Miriam Dalmazio: “Studio Battaglia? Sono come Nina per un aspetto”
La recitazione quando arriva, invece?
«Pensavo che potesse aiutarmi a combattere la mia timidezza, così, una volta finito il liceo, per guadagnare i primi soldi ho fatto la maschera in un teatro di Palermo. In quell’anno, però, ho iniziato a uscire con gli attori, facevo un sacco di domande, e sentivo molto forte in me la spinta verso quel mondo. A un certo punto mi sono iscritta alla scuola dello Stabile di Palermo finché ho accompagnato una mia amica al provino di una soap che si chiamava Agrodolce. Mi hanno chiesto di sostenere l’audizione e mi hanno presa».
[…] Se non ci fosse stato quel provino, cosa avrebbe fatto?
«Ero iscritta a Giornalismo, ma non ci credevo minimamente. Al primo esame ero scappata. Avevo studiato malissimo, non volevo fare una figuraccia».

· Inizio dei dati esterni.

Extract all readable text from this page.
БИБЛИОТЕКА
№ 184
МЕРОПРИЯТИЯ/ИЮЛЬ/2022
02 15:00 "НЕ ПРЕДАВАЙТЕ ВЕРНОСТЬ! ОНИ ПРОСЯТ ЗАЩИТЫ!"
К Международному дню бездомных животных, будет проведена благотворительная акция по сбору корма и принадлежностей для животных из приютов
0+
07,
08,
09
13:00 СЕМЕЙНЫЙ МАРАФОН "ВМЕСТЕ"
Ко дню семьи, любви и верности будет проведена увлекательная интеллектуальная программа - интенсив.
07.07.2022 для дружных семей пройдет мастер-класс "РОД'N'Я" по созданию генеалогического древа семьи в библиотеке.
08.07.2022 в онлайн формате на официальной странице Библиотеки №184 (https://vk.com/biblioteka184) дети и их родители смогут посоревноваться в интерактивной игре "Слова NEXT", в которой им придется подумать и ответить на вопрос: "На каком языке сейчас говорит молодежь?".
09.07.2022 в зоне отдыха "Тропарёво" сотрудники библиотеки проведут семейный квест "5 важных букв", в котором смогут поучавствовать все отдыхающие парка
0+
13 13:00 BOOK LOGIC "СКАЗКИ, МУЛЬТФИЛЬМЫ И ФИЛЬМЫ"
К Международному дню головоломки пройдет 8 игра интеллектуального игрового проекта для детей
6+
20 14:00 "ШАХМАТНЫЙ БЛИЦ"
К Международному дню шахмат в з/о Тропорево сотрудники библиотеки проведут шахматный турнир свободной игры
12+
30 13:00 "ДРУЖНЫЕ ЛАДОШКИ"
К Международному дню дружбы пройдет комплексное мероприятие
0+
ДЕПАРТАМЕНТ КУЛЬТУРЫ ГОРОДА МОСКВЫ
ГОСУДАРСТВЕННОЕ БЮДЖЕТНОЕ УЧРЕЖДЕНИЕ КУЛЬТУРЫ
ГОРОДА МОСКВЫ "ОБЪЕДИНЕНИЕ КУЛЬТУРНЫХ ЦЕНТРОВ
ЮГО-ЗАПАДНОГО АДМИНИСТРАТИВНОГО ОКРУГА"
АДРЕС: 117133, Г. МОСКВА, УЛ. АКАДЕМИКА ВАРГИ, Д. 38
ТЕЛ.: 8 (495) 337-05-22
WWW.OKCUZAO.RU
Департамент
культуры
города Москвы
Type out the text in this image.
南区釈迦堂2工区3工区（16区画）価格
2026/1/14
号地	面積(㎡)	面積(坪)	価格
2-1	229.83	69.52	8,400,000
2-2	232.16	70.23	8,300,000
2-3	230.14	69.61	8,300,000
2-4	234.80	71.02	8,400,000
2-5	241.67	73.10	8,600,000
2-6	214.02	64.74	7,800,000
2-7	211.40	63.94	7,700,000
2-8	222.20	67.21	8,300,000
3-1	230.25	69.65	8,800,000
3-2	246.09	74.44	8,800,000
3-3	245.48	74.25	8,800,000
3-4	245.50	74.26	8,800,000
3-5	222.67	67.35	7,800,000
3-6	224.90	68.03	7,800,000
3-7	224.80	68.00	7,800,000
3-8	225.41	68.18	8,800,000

Reazione di mamma e papà quando ha vinto il provino?
«Hanno sempre creduto in me perché sono molto responsabile, solo che all’inizio pensavano che fosse un gioco, un hobby. Quando sono andata al Centro Sperimentale di Roma e le cose stavano diventando serie, avevano un po’ di paura».
Primo impatto con Roma?
«Traumatico, una città troppo grande. Ricordo che facevo i provini perché erano un modo per guadagnarmi il futuro anche se, frequentando la scuola, non avrei potuto farli».
Ai provini è mai scappata?
«No, anche se l’ansia che mi mettono dopo 13 anni di lavoro non mi è mai passata. Dover passare da un giudizio di qualche genere mi stressa molto».
Cosa la spaventa del giudizio?
«Non essere accettata mi fa paura. È come presentarsi nuda, soprattutto se i provini sono emotivi. Anche le interviste per me sono così, sono costretta ad aprirmi».